- Genre: Comedy
- Written by: Tomáš Baldýnský, Petra Soukupová, Evžen Gogela, Tomáš Pártl, Monika Wildová, Jiří Vaněk, Tomáš Holeček, Tomáš Syrovátka, Lucie Bokšteflová, Richard Malatinský, Zdeněk Dušek
- Directed by: Ivo Macharáček, Ján Novák
- Starring: Sandra Pogodová, Leoš Noha, Martina Kavanová, Kristýna Belzová
- Country of origin: Czech Republic
- Original language: Czech
- No. of seasons: 4
- No. of episodes: 58

Production
- Running time: 26 minutes

Original release
- Network: TV Nova
- Release: 22 March 2012 – December 29, 2018

= Helena (TV series) =

Helena is a Czech television sitcom broadcast since March 22, 2012 on TV Nova. The series depicts the family life of the large Musil family headed by Helena, played by Sandra Pogodová. The creators of Helena found inspiration in the American TV sitcom Roseanne.

TV Nova reported in 2014 that a fourth series was in the works. But later it was announced in the Volejte Novu program that the next season is not being prepared. However the fourth season was eventually broadcast in September 2018.

== About the series ==
Helena follows Helena Musilová (Sandra Pogodová), a determined woman who has put aside her personal ambitions for the sake of her family and faces the everyday joys and difficulties of family life with humour and optimism. The Musils are portrayed as an average working-class family with an above-average number of children. Helena has to cope with a range of financial and relationship problems while at the same time going to work and taking care of her household. According to the creators, the series combines elements of a traditional sitcom with family drama and is sometimes described as a "sitcom-non-sitcom". Producer Evžen Gogela has emphasised that the story focuses on Helena’s ability to approach problems with distance and perspective.

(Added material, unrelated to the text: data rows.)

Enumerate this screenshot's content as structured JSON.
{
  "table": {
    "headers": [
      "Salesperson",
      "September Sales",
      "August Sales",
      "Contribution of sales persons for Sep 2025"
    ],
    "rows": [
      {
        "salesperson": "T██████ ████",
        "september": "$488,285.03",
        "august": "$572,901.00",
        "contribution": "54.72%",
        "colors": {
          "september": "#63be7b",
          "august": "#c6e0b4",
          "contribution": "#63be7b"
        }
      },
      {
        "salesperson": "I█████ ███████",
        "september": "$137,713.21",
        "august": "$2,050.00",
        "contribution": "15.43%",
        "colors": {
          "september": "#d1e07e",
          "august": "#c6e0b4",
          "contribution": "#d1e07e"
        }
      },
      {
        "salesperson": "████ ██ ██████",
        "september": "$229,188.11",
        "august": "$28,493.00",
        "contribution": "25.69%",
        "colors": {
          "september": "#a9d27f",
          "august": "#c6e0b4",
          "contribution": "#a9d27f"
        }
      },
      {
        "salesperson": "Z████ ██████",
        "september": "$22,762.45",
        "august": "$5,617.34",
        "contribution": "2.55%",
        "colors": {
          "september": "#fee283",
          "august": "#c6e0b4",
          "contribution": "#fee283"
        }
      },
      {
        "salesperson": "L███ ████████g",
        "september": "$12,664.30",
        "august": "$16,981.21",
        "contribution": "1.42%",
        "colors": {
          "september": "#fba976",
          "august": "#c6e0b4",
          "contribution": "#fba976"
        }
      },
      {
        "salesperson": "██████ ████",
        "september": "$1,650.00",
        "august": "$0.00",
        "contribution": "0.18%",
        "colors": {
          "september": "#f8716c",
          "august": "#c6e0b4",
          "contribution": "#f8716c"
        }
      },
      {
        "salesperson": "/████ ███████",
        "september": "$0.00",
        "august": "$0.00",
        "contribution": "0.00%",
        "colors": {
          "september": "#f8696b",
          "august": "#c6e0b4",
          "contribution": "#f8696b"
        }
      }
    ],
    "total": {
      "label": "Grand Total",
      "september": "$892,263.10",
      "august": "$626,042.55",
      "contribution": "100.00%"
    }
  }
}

At the beginning of the second season, the narrative places greater emphasis on Helena's sister Klára (portrayed first by Martha Issová and later by Petra Hřebíčková), who undergoes a major turning point in her life. After losing her job, Klára unexpectedly decides to join the police and eventually becomes a police constable. As a supportive sister, she helps Helena during personal crises and often steps in to assist with the household and the care of the children.

The third season takes place several years later and depicts the family in a more difficult life situation. The Musils face financial problems, the loss of employment and the departure of their daughter Lucie (Martina Kavanová) from home. Despite these challenges, the family continues to address its problems with humour and mutual support.

== Cast and characters ==
- Sandra Pogodová as Helena Musilová
- Leoš Noha as Dan Musil
- Martina Kavanová as Lucie Musilová
- Kristýna Belzová as Tereza Musilová (Season 1-3)
  - Kamila Mottlová as Tereza Musilová (Season 4)
- Jan Maršál as Marek Musil
- Martha Issová as Klára Brázdová (season 1)
  - Petra Hřebíčková as Klára Brázdová (season 2-4)

== Production ==
It is based on sitcom Roseanne. Ivo Macharáček known for films Panic je nanic or Tajemství staré bambitky and Ján Novák directed the series. TV Nova was confident the series will be as successful as its other sitcoms Comeback and Hospoda. Four seasons were filmed in Hostivař ateliers. Pregnancy off Martha Issová was the largest problem for the production and it required her recasting by Petra Hřebíčková in season 2.

=== Theme ===
The opening theme song of the series Helena, which is broadcast every few minutes of the series, begins with samples from individual episodes of the series. After the demos, the individual actors are introduced, where an imaginary line always pops up in the corner with the character's name suspended by pegs on it and the actor's name below it. After the introduction of the individual actors, samples from the episodes start again. The end of the jingle is followed by the arrival of a string with the series title "Helena", then a bird flies in and sits on the string, blasting one of the pegs holding the letter "a". After the jingle, the episode starts, where the title of the episode is displayed. Only the main characters are introduced in the opening theme song.

=== Rating ===
The series premiered on March 22, 2012 on Nova TV. The premiere episode called Perný den attracted 1.211 million viewers over the age of 15, which meant a share of 34.66%. In the younger 15-54 group, the show's share reached 38.76%.